How sovereign debt could become a major crisis

How bad is the sovereign debt crisis going to get? On the surface, the rising tide of government borrowing needn’t necessarily be catastrophic. After all, even with epic, Gordon Brown-style mismanagement, it’s pretty hard for governments to go bust: they can always just raise taxes to pay off their debts. And Keynesian economists tell us cheerfully that all the money spent on ‘stimulus packages’ will make the economy grow faster, and so pay for itself in higher tax revenues. But, just like the subprime mortgage meltdown, three factors have the potential to turn this from a serious but containable problem into a full-scale crisis.

The first is contagion. The subprime crisis started with trouble in the housing market. By itself, not a huge problem. It didn’t end there, however. It quickly spilled over into the bond markets, the derivatives markets and, finally, the banking system, until it had become a full-scale financial crash. The same is happening with sovereign debt. Trouble may have flared up in Greece, but attention has quickly turned to the other so-called PIGS: Portugal, Italy, Ireland and Spain. Now it is shifting to Britain. Yields on UK government debt are already higher than in Spain or Italy, an unprecedented humiliation (Italy, after all, always used to be a by-word for fiscal irresponsibility). Soon, markets will turn on Japan and America. The problem just spreads and spreads.

The second is greed. The financial markets have got used to a succession of free lunches. Banks invested in bonds issued by Greece, Portugal, and Spain, even as those countries racked up huge debts. Investors simply assumed they were just as safe as paper backed by the German or French government. They thought they could pocket the extra yield, without having to shoulder any significant risk. But now that it turns out that the higher yielding assets were also riskier, the markets are clamouring for a bail-out. That’s despite the EU treaties explicitly preventing the debts of one euro member being repaid by another. Just as in the subprime crisis, the greed of many investors for higher-yielding assets led them to take too many risks. They got burnt on subprime mortgages, and now they are getting burnt on subprime sovereign debt as well.

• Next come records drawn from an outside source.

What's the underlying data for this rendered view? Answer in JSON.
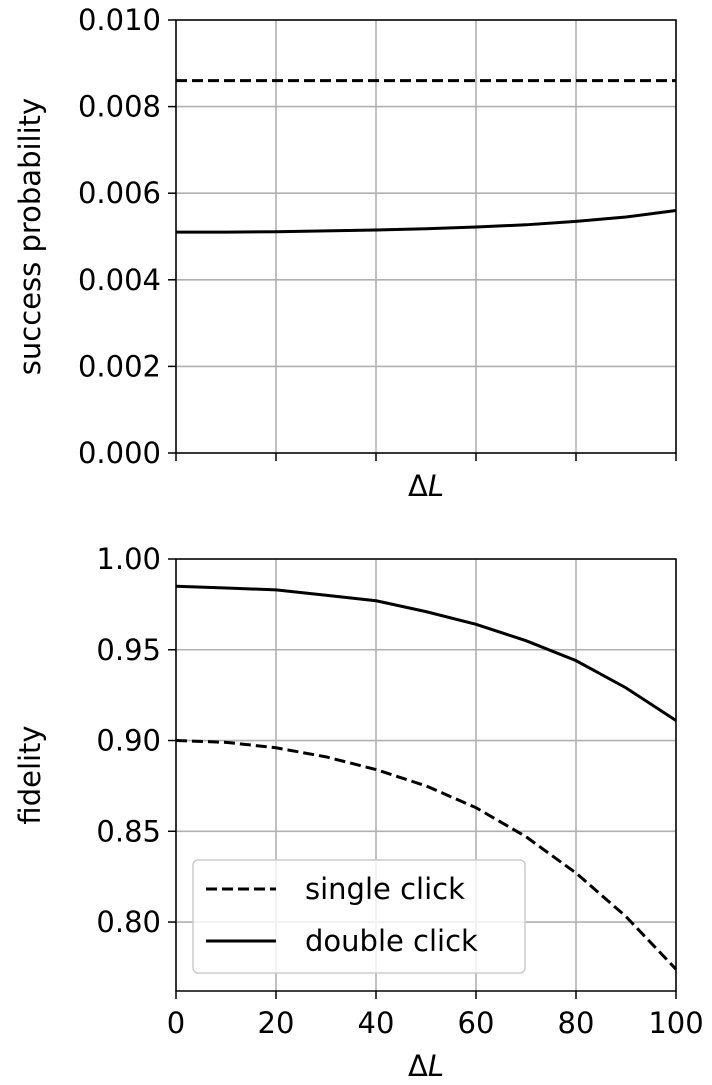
{
  "chart_data": [
    {
      "type": "line",
      "title": "",
      "xlabel": "ΔL",
      "ylabel": "success probability",
      "xlim": [
        0,
        100
      ],
      "ylim": [
        0,
        0.01
      ],
      "xticks": [
        0,
        20,
        40,
        60,
        80,
        100
      ],
      "show_x_tick_labels": false,
      "yticks": [
        0.0,
        0.002,
        0.004,
        0.006,
        0.008,
        0.01
      ],
      "ytick_labels": [
        "0.000",
        "0.002",
        "0.004",
        "0.006",
        "0.008",
        "0.010"
      ],
      "grid": true,
      "series": [
        {
          "style": "dashed",
          "color": "#000000",
          "x": [
            0,
            20,
            40,
            60,
            80,
            100
          ],
          "y": [
            0.0086,
            0.0086,
            0.0086,
            0.0086,
            0.0086,
            0.0086
          ]
        },
        {
          "style": "solid",
          "color": "#000000",
          "x": [
            0,
            10,
            20,
            30,
            40,
            50,
            60,
            70,
            80,
            90,
            100
          ],
          "y": [
            0.0051,
            0.0051,
            0.00511,
            0.00513,
            0.00515,
            0.00518,
            0.00522,
            0.00527,
            0.00535,
            0.00545,
            0.0056
          ]
        }
      ]
    },
    {
      "type": "line",
      "title": "",
      "xlabel": "ΔL",
      "ylabel": "fidelity",
      "xlim": [
        0,
        100
      ],
      "ylim": [
        0.762,
        1.0
      ],
      "xticks": [
        0,
        20,
        40,
        60,
        80,
        100
      ],
      "xtick_labels": [
        "0",
        "20",
        "40",
        "60",
        "80",
        "100"
      ],
      "yticks": [
        0.8,
        0.85,
        0.9,
        0.95,
        1.0
      ],
      "ytick_labels": [
        "0.80",
        "0.85",
        "0.90",
        "0.95",
        "1.00"
      ],
      "grid": true,
      "legend": {
        "position": "lower-left",
        "entries": [
          {
            "label": "single click",
            "style": "dashed"
          },
          {
            "label": "double click",
            "style": "solid"
          }
        ]
      },
      "series": [
        {
          "name": "single click",
          "style": "dashed",
          "color": "#000000",
          "x": [
            0,
            10,
            20,
            30,
            40,
            50,
            60,
            70,
            80,
            90,
            100
          ],
          "y": [
            0.9,
            0.899,
            0.896,
            0.891,
            0.884,
            0.875,
            0.863,
            0.847,
            0.827,
            0.803,
            0.774
          ]
        },
        {
          "name": "double click",
          "style": "solid",
          "color": "#000000",
          "x": [
            0,
            10,
            20,
            30,
            40,
            50,
            60,
            70,
            80,
            90,
            100
          ],
          "y": [
            0.985,
            0.984,
            0.983,
            0.98,
            0.977,
            0.971,
            0.964,
            0.955,
            0.944,
            0.929,
            0.911
          ]
        }
      ]
    }
  ]
}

But the most worrying common factor shared by the two crises is dishonesty. One of the main reasons the US subprime debacle turned into a global financial meltdown was the widespread fiddling of the figures. Dodgy loans to people with poor credit ratings and not much income were rolled up into complex financial instruments. These were stamped ‘triple-A’ by the ratings agencies, and then sold on to people who didn’t really understand them. In the end, no one knew who owed what to whom. So the system froze.

Exactly the same is happening with the sovereign debt crisis. We now know the figures the Greeks used to get into the euro were largely fiddled. Worse, it turns out the banks have been complicit in hiding the extent of Greek government borrowing. At least 15 securities firms, including Goldman Sachs, helped create complex ‘swap’ instruments that let the Greek government defer interest payments, so hiding yet more borrowing under the carpet. At the insistence of the Germans, the EU is now investigating.

The trouble is, that kind of creative accounting has been going on everywhere. The Italians pulled similar tricks to help massage their borrowing figures, often by swapping Italian debts into yen. And the ratings agencies have hardly covered themselves in glory. They’ve downgraded Greece, but probably not to the extent that they should. It is shocking that they haven’t downgraded Britain yet, and it is hard to believe that the only reason they haven’t is because they don’t want to offend the British government (a significant customer, let’s remember).

No one really believes that Britain is a triple-A rated borrower anymore, given the markets put a higher price on McDonald’s debt than British gilts. In this country, huge tranches of government debt have been shifted off balance sheet. The private finance initiative has become a vehicle for concealing how much the government is really borrowing. Pensions obligations are left unfunded because putting a cost on them would reveal how much the government will have to raise. That is true of other countries too. Governments aren’t levelling with their electorates or with the markets.

Above all, dishonesty is corrosive. The global banking system holds vast quantities of government paper. If it starts to suspect government debt statistics are being fudged, and the extent of indebtedness is being fiddled, suddenly no one is going to want to trade with it. By itself, the sovereign debt crisis would be a big enough problem. Fixing it would involve a lot of hard work, taking many years. Governments would have to stop throwing money at electorates like confetti. Public-sector employees would have to work harder for longer. But add in contagion, greed and dishonesty, and it has the potential to turn into a replay of the whole subprime debacle. Brace yourselves. Greece is just the start. This could soon get very nasty.